Гм… Читал, мол… По роже знает… Уже жалко грубо прогнать, но не особо тянет и терпеть.
— Я пишу порнуху. Ваши черты не смогут меня вдохновить.
— Порнуху? Кто-то такое сказал? — чужой не поддаётся провокациям. Его лицо покрывает вежливая улыбка. — Вы пишете о смерти. Разумеется, учитывая ваше состояние…
Сволочь! Падла! В истории болезни копался, что ли? Я молчу.
— Можно это называть и порнографией. В широчайшем смысле этого слова: как выставление интимных, даже физиологичных деталей на показ.
Ишь ты! Не вплеснуть ли тебе компот в глаза?
— Не надо, — чужак отвечает. Вдруг доходит, что это — ответ на мой невысказанный вопрос. — Не надо насилия. Вы же пацифист.
Тому хуже. Но интереснее. Я действительно такой. Никогда не относил к себе это слово, но по сути… Но — откуда он это знает?
— У меня просто такие способности, — пришелец опять отвечает, будто слышавши. Это уже становится скучно. Бессмысленно удивляться дважды одному и тому же.
— Я чувствую, чтó другие чувствуют, — он продолжает. — Больше физически, но порой угадываю и мысли. Это зависит от естественности человека. Ваши мысли легко угадать. Вы мыслите очень физически.
Я молчу. Хлебаю суп и жду. Продолжит или уберётся?
— Лет десять назад вы служили на Украине.
— В Беларуси, — я поправляю, сам не знаю, отчего.
— Допустим. Я чувствую только существенное. Вы соприкасались с тем.

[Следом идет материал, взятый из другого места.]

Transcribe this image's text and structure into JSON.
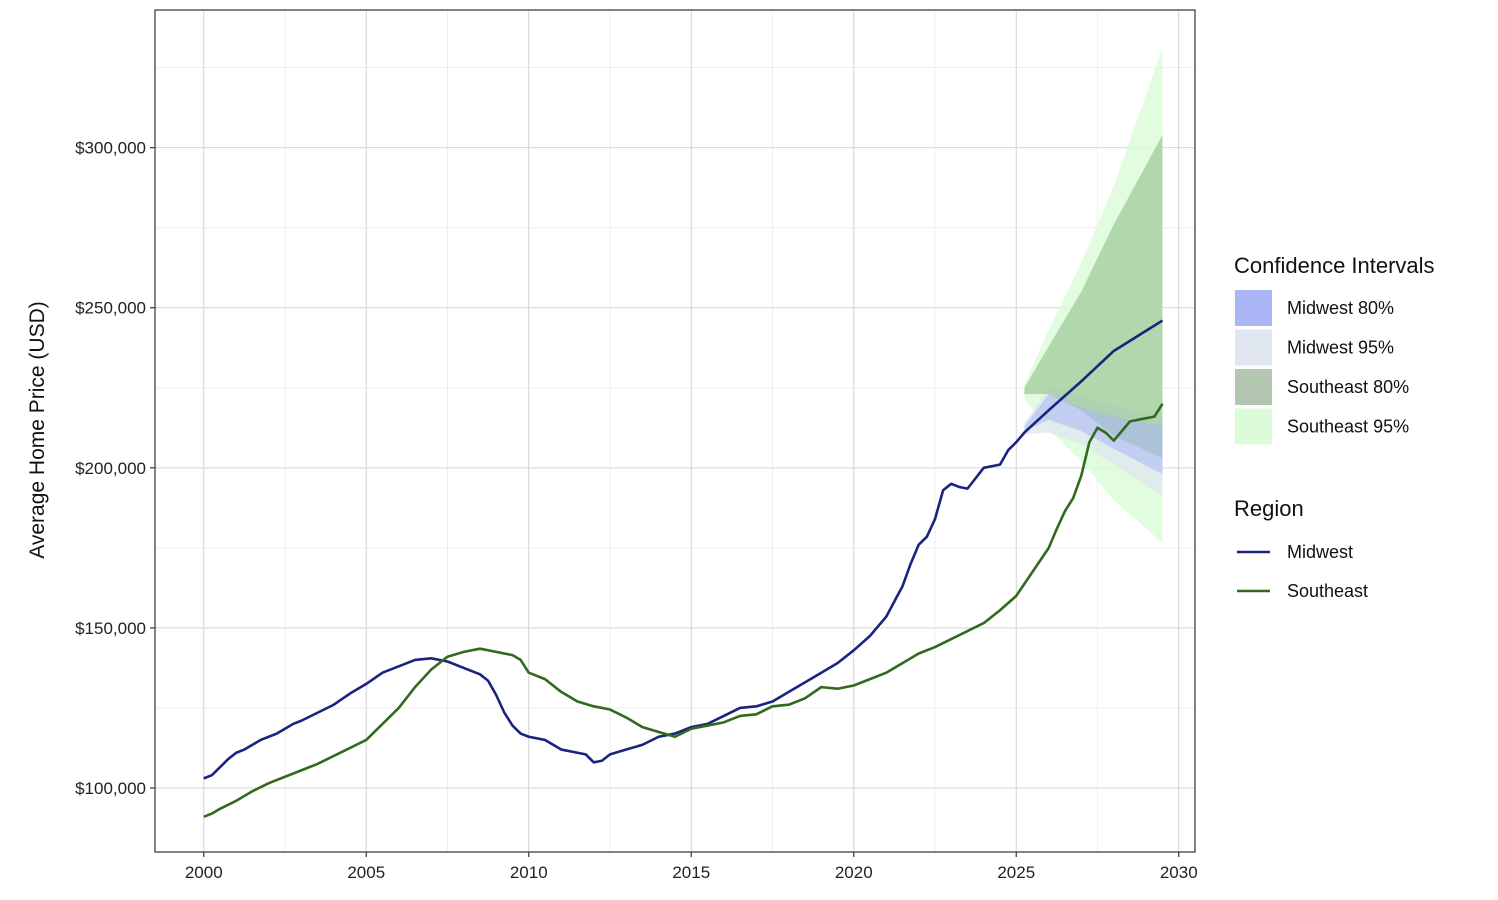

До такого может додуматься всякий слабоумный пророк. Мой возраст, специфика отделения, приступ боли… Интересно, а ты можешь сказать и что-нибудь конкретное?
— Могу и уточнить.
Ишь какой — можешь. Ну, давай, спросим что-нибудь.
— Скажите, что я делал 22 мая 1986 года?
Чужой глубоко вглядывается мне в глаза.
— Вы работали там. На четвёртом блоке.
Мимо! Но я молчу. И не собираюсь душу выворачивать. Коль уж всё знаешь, так уж знай без слов! Я просто пялюсь.
— Вы мыли технику, — он пробует ещё. — Оттуда…
— Приходилось. И много. Но не в тот день! — я искренне рад его неудаче. История болезни легко допускает логические заключения о подобных датах моей жизни, но на этот разок логикой до разгадки не докопаешься!
Чужой смотрит. Ему нечего сказать. Быть может, пора его отшить?
— Вы не можете это чувствовать, физ… — я обрываюсь. Не физик же! — Физист! Пацифисты стреляют слишком духовно. Или же пацифизм слишком неестественен?
— Вы стреляли в человека? — он соображает весьма быстро.
Не отвечаю. И вообще — убого, что я заговорил об этом. Похоже, это меня всё ещё грызёт. Ну, зачем так часто вырывается что-то, что грызёт! И именно в разговоре с чужаком!
— Вы есть пацифист. От вас очень остро излучается этот… Это самочувствие. Если такое и случилось, это было наперекос вам самому. Я чувствую только существенное.